Spätestens hier hätte es eigentlich eine Pause für Ohren und Beine geben müssen. Problem nur: Auf Bühne zwei legten schon Aesthetic Perfection los. Nach den quietschbunten Outfits beim Amphi Festival in Köln fragten sich viele, wie tief Daniel Graves und seine Mitstreiter wohl diesmal in die Klamottenkuriositätenkiste greifen. Diesmal traten die „Industrial Popper“ aber „nur“ in so schickem wie vergleichsweise dezenten Schwarz (+ Gold auf Graves’ Totenkopf-Hemd) auf. Bei zu Beginn eher mäßigem Sound erklangen beliebte Songs wie Gods & Gold, S E X und Antibody, in der zweiten Set-Hälfte besserte sich die Klangqualität aber spürbar. Vor dem abschließenden Love Like Lies enthüllte der stets agile Frontmann Graves noch die beiden maskierten Instrumentalisten, die ihn in den vergangenen Monaten in Europa begleiteten. Drummer Mike Schopf und Gitarrist Paul Winter werden die bald beginnende USA-Tournee aber nicht mitmachen und sagten den Fans unter lautstarkem Applaus fürs Erste Adieu.
Mittlerweils war es halb zwölf nachts. Endspurt, holt die Mistgabeln raus! Project Pitchfork beschlossen das E-Tropolis. In der Zwischenzeit wurde das minimalistische Combichrist-Set durch vergleichsweise opulente Lichttechnik und eine mehrteilige Leinwand ausgetauscht. Dazu die von PP-Auftritten gewohnten zwei Drumsets – und ab ging’s mit Pitch Black. Druckvoll spielten sich Peter Spilles und das Instrumental-Trio durch die Bandgeschichte, mit K.N.K.A, Rain, Timekiller oder Onyx waren natürlich die beliebtesten Songs allesamt im Set vertreten. Das 30 Jahre alte Souls setzte um kurz vor 1 den Schlusspunkt, mit einem letzten aufrichtigen „Danke“ aus dem Munde Spilles’ ging das Festival und damit auch der diesjährige Festivalsommer zu Ende. Wer nach elf Stunden Dauerbeschallung immer noch nicht genug hatte, bekam auf der Aftershow-Party den Rest – die meisten verließen nach der Show der Hamburger aber die Turbinenhalle.
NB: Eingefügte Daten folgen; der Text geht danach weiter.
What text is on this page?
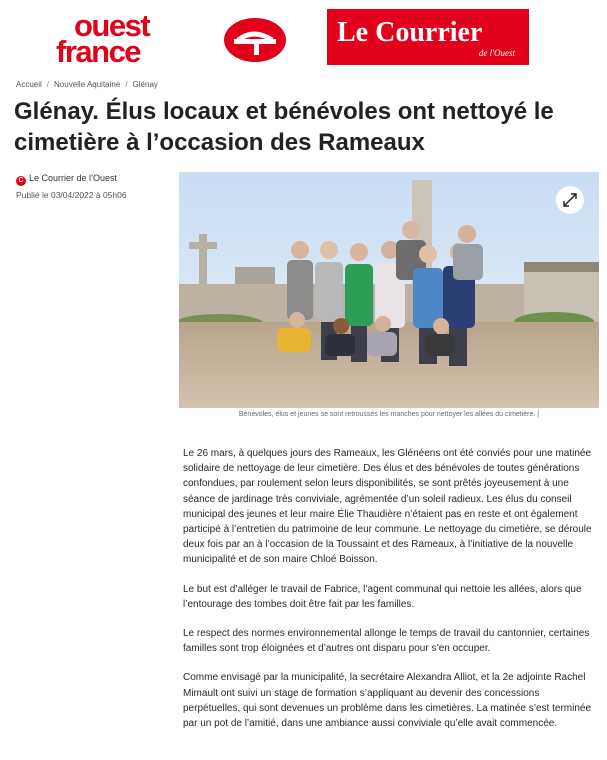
ouest
france
Le Courrier
de l'Ouest
Accueil / Nouvelle Aquitaine / Glénay
Glénay. Élus locaux et bénévoles ont nettoyé le cimetière à l’occasion des Rameaux
C Le Courrier de l’Ouest
Publié le 03/04/2022 à 05h06
Bénévoles, élus et jeunes se sont retroussés les manches pour nettoyer les allées du cimetière. |

Le 26 mars, à quelques jours des Rameaux, les Glénéens ont été conviés pour une matinée solidaire de nettoyage de leur cimetière. Des élus et des bénévoles de toutes générations confondues, par roulement selon leurs disponibilités, se sont prêtés joyeusement à une séance de jardinage très conviviale, agrémentée d’un soleil radieux. Les élus du conseil municipal des jeunes et leur maire Élie Thaudière n’étaient pas en reste et ont également participé à l’entretien du patrimoine de leur commune. Le nettoyage du cimetière, se déroule deux fois par an à l’occasion de la Toussaint et des Rameaux, à l’initiative de la nouvelle municipalité et de son maire Chloé Boisson.

Le but est d’alléger le travail de Fabrice, l’agent communal qui nettoie les allées, alors que l’entourage des tombes doit être fait par les familles.

Le respect des normes environnemental allonge le temps de travail du cantonnier, certaines familles sont trop éloignées et d’autres ont disparu pour s’en occuper.

Comme envisagé par la municipalité, la secrétaire Alexandra Alliot, et la 2e adjointe Rachel Mimault ont suivi un stage de formation s’appliquant au devenir des concessions perpétuelles, qui sont devenues un problème dans les cimetières. La matinée s’est terminée par un pot de l’amitié, dans une ambiance aussi conviviale qu’elle avait commencée.
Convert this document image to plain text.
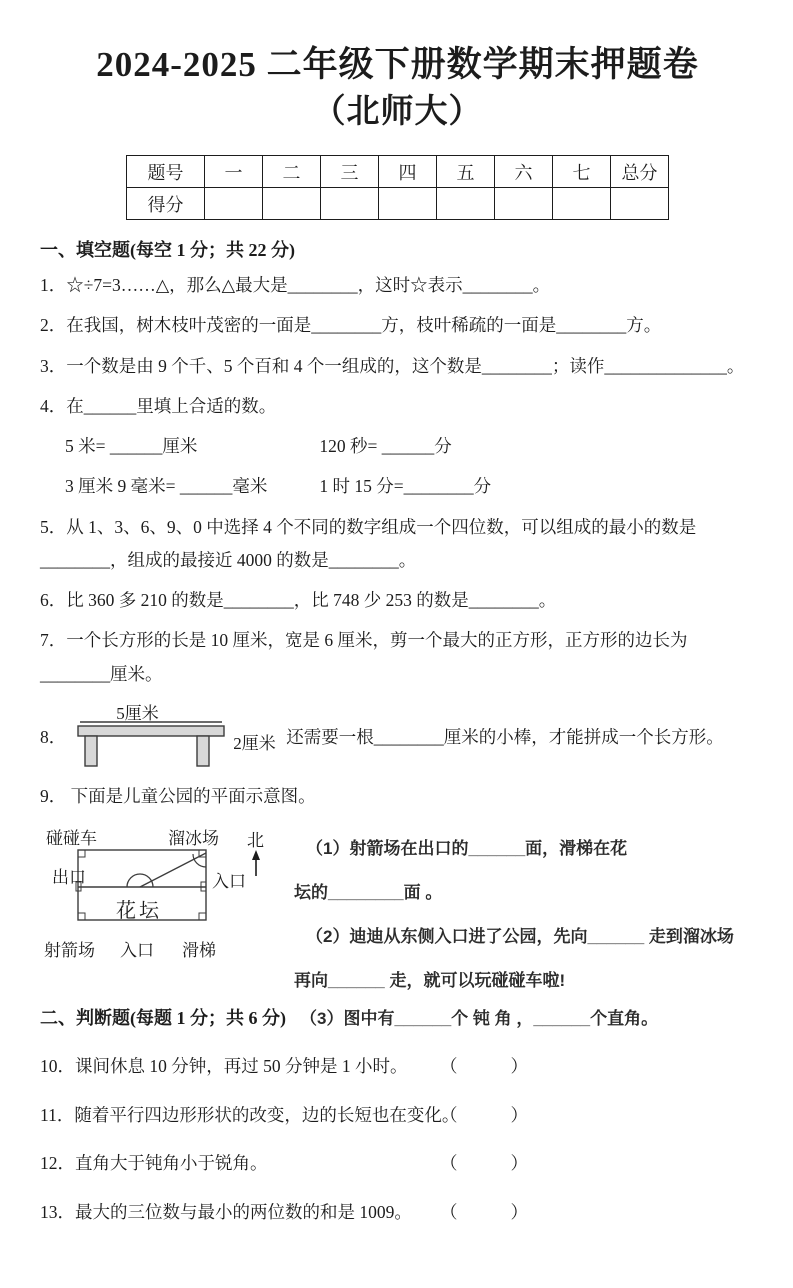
2024-2025 二年级下册数学期末押题卷
（北师大）
题号	一	二	三	四	五	六	七	总分
得分								
一、填空题(每空 1 分；共 22 分)
1．☆÷7=3……△，那么△最大是________，这时☆表示________。
2．在我国，树木枝叶茂密的一面是________方，枝叶稀疏的一面是________方。
3．一个数是由 9 个千、5 个百和 4 个一组成的，这个数是________；读作______________。
4．在______里填上合适的数。
5 米= ______厘米	120 秒= ______分
3 厘米 9 毫米= ______毫米	1 时 15 分=________分
5．从 1、3、6、9、0 中选择 4 个不同的数字组成一个四位数，可以组成的最小的数是________，组成的最接近 4000 的数是________。
6．比 360 多 210 的数是________，比 748 少 253 的数是________。
7．一个长方形的长是 10 厘米，宽是 6 厘米，剪一个最大的正方形，正方形的边长为 ________厘米。
8．
5厘米
2厘米 还需要一根________厘米的小棒，才能拼成一个长方形。
9． 下面是儿童公园的平面示意图。
碰碰车	溜冰场 北
出口	入口
花坛
射箭场 入口 滑梯
（1）射箭场在出口的______面，滑梯在花
坛的________面 。
（2）迪迪从东侧入口进了公园，先向______ 走到溜冰场
再向______ 走，就可以玩碰碰车啦!
二、判断题(每题 1 分；共 6 分) （3）图中有______个 钝 角 ，______个直角。
10．课间休息 10 分钟，再过 50 分钟是 1 小时。 （　　）
11．随着平行四边形形状的改变，边的长短也在变化。
（　　）
12．直角大于钝角小于锐角。	（　　）
13．最大的三位数与最小的两位数的和是 1009。 （　　）
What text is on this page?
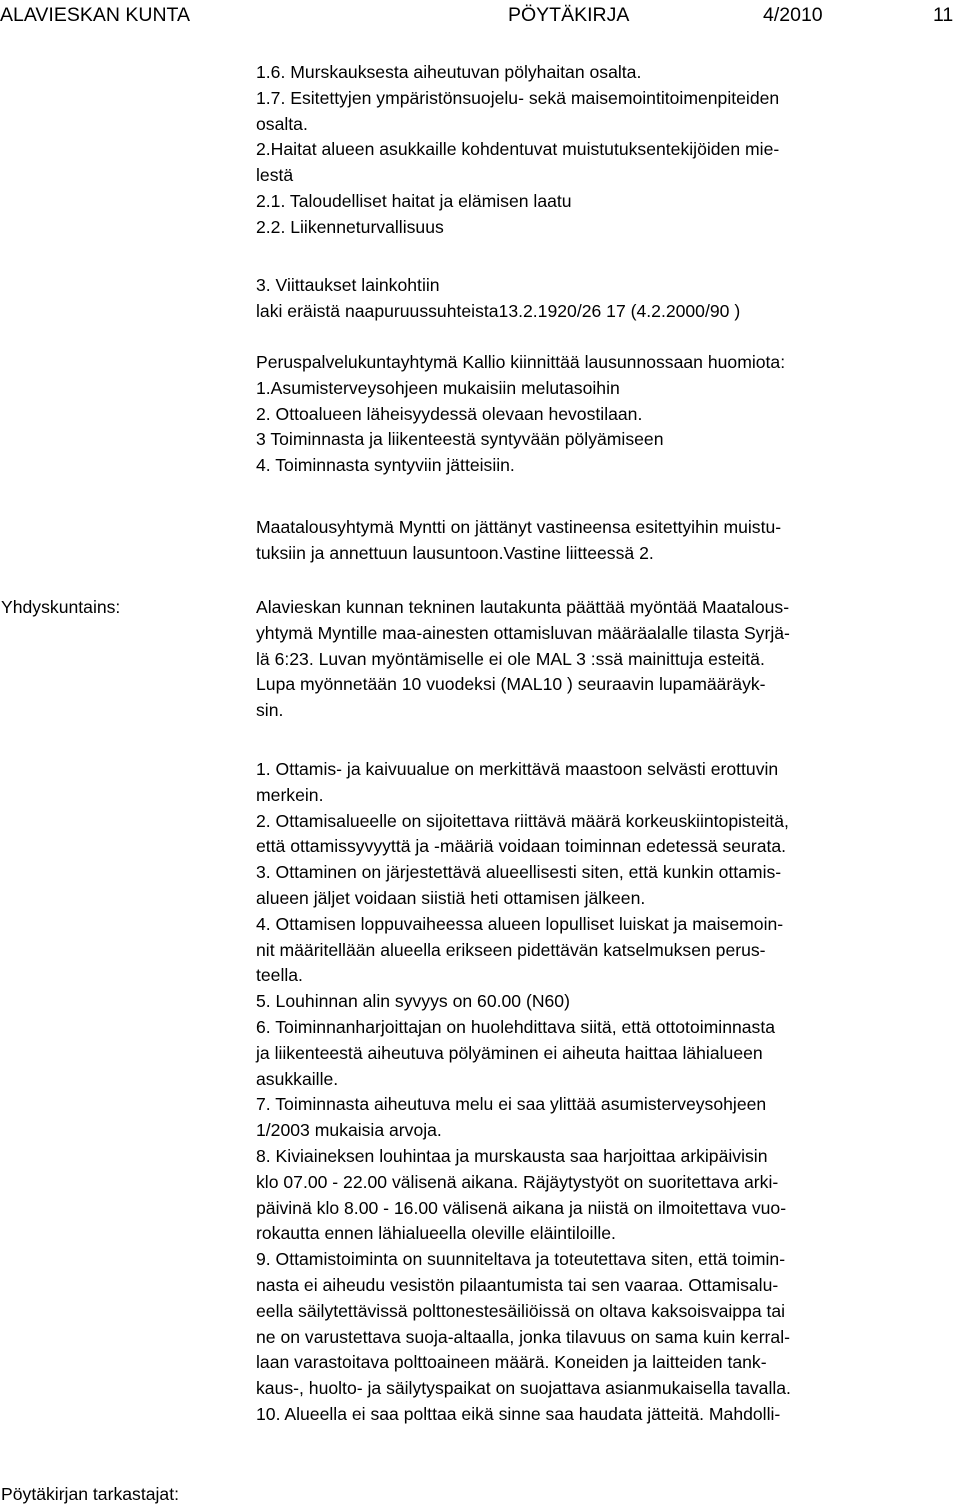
ALAVIESKAN KUNTA	PÖYTÄKIRJA	4/2010	11
1.6. Murskauksesta aiheutuvan pölyhaitan osalta.
1.7. Esitettyjen ympäristönsuojelu- sekä maisemointitoimenpiteiden
osalta.
2.Haitat alueen asukkaille kohdentuvat muistutuksentekijöiden mie-
lestä
2.1. Taloudelliset haitat ja elämisen laatu
2.2. Liikenneturvallisuus
3. Viittaukset lainkohtiin
laki eräistä naapuruussuhteista13.2.1920/26 17 (4.2.2000/90 )
Peruspalvelukuntayhtymä Kallio kiinnittää lausunnossaan huomiota:
1.Asumisterveysohjeen mukaisiin melutasoihin
2. Ottoalueen läheisyydessä olevaan hevostilaan.
3 Toiminnasta ja liikenteestä syntyvään pölyämiseen
4. Toiminnasta syntyviin jätteisiin.
Maatalousyhtymä Myntti on jättänyt vastineensa esitettyihin muistu-
tuksiin ja annettuun lausuntoon.Vastine liitteessä 2.
Yhdyskuntains:	Alavieskan kunnan tekninen lautakunta päättää myöntää Maatalous-
yhtymä Myntille maa-ainesten ottamisluvan määräalalle tilasta Syrjä-
lä 6:23. Luvan myöntämiselle ei ole MAL 3 :ssä mainittuja esteitä.
Lupa myönnetään 10 vuodeksi (MAL10 ) seuraavin lupamääräyk-
sin.
1. Ottamis- ja kaivuualue on merkittävä maastoon selvästi erottuvin
merkein.
2. Ottamisalueelle on sijoitettava riittävä määrä korkeuskiintopisteitä,
että ottamissyvyyttä ja -määriä voidaan toiminnan edetessä seurata.
3. Ottaminen on järjestettävä alueellisesti siten, että kunkin ottamis-
alueen jäljet voidaan siistiä heti ottamisen jälkeen.
4. Ottamisen loppuvaiheessa alueen lopulliset luiskat ja maisemoin-
nit määritellään alueella erikseen pidettävän katselmuksen perus-
teella.
5. Louhinnan alin syvyys on 60.00 (N60)
6. Toiminnanharjoittajan on huolehdittava siitä, että ottotoiminnasta
ja liikenteestä aiheutuva pölyäminen ei aiheuta haittaa lähialueen
asukkaille.
7. Toiminnasta aiheutuva melu ei saa ylittää asumisterveysohjeen
1/2003 mukaisia arvoja.
8. Kiviaineksen louhintaa ja murskausta saa harjoittaa arkipäivisin
klo 07.00 - 22.00 välisenä aikana. Räjäytystyöt on suoritettava arki-
päivinä klo 8.00 - 16.00 välisenä aikana ja niistä on ilmoitettava vuo-
rokautta ennen lähialueella oleville eläintiloille.
9. Ottamistoiminta on suunniteltava ja toteutettava siten, että toimin-
nasta ei aiheudu vesistön pilaantumista tai sen vaaraa. Ottamisalu-
eella säilytettävissä polttonestesäiliöissä on oltava kaksoisvaippa tai
ne on varustettava suoja-altaalla, jonka tilavuus on sama kuin kerral-
laan varastoitava polttoaineen määrä. Koneiden ja laitteiden tank-
kaus-, huolto- ja säilytyspaikat on suojattava asianmukaisella tavalla.
10. Alueella ei saa polttaa eikä sinne saa haudata jätteitä. Mahdolli-
Pöytäkirjan tarkastajat:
Dies sicherlich voller Vorfreude aufs nächste Jahr. Am 30. September folgt das zwölfte E-Tropolis an Ort und Stelle. Bereits bestätigt wurden Suicide Commando, Nachtmahr, Kite, Frozen Plasma, Empathy Test, Kite und Accessory. Karten und alle weiteren Infos erhaltet Ihr auf www.etropolis-festival.de.